After 100 scientists and experts petitioned the WHO for greater regulation of the industry, a recent report by the Journal of Addiction has argued that regulation would “damaged health on a big scale”, according to the paper’s author Peter Hajek. This news will only fuel the “ferocious” debate taking place over the future of the electronic cigarette market.
The so-called ‘Wild, Wild West’ electronic cigarette industry continues to attract both the welcome attention of large corporate investors as well as the unwelcome attention of government regulators. Introduced to the market in 2005, the electronic cigarette industry has grown rapidly, and over a fifth of adult smokers have now tried an e-cigarette at some point.
A government report published by Public Health England in May suggested that, although the risk of smoking electronic cigarettes were “many times lower” than tobacco cigarettes (even delivering far lower levels of nicotine than tobacco cigarettes), there was evidence that they contained small amounts of substances considered to be carcinogenic.
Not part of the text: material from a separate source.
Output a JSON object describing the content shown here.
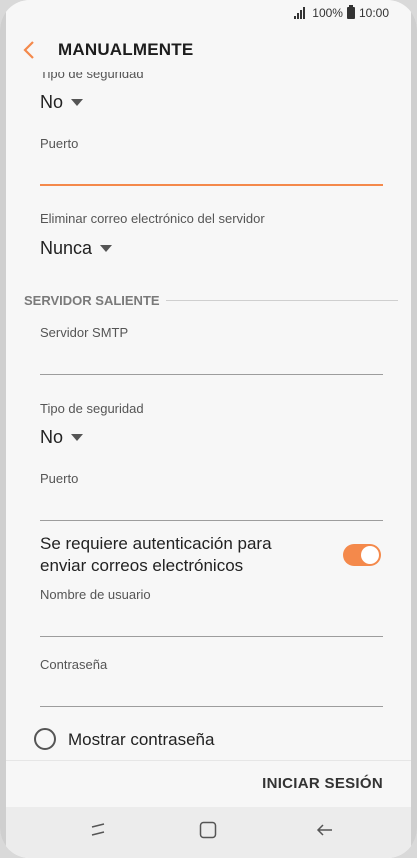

A report from the University of Athens has also suggested that using electronic cigarettes could damage lungs.
Furthermore, health experts have recently expressed concerns that electronic cigarettes were becoming a gateway to tobacco cigarettes for young people, in spite of research that showed only 1.1 per cent of non-smokers had tried an electronic cigarette.
Certain leading figures within the industry are also voicing their concerns about the lack of regulation, pointing to controversial advertising campaigns that have been heavily criticised and risk jeopardising the reputation of electronic cigarettes. Recent reports of the danger of electronic cigarettes – some exploding and starting small domestic fires – have further tarnished the reputation of the technology.
In spite of this, the potentially lucrative nature of industry is attracting large institutional investors. Although electronic cigarettes were developed and initially sold independently of tobacco companies, most have recognised both the potential risks of ignoring the electronic cigarette industry and the potential benefits of investing in it. Of the four transnational tabacco companies, all four currently own at least one electronic cigarette brand. Imperial Tobacco announced today its intention to buy e-cigarette market leader Blu, investing in what it considered to be a “key growth market”.
The emergence in certain parts of the City of London across the country of “coffee shop-cum-vape store” in which young professionals congregate after work to socialise while they vape. The number of high street shops stocking electronic cigarettes has increased by 50 per cent this year to over 600, a sign of the potentially bright future in store for the still uncertain industry.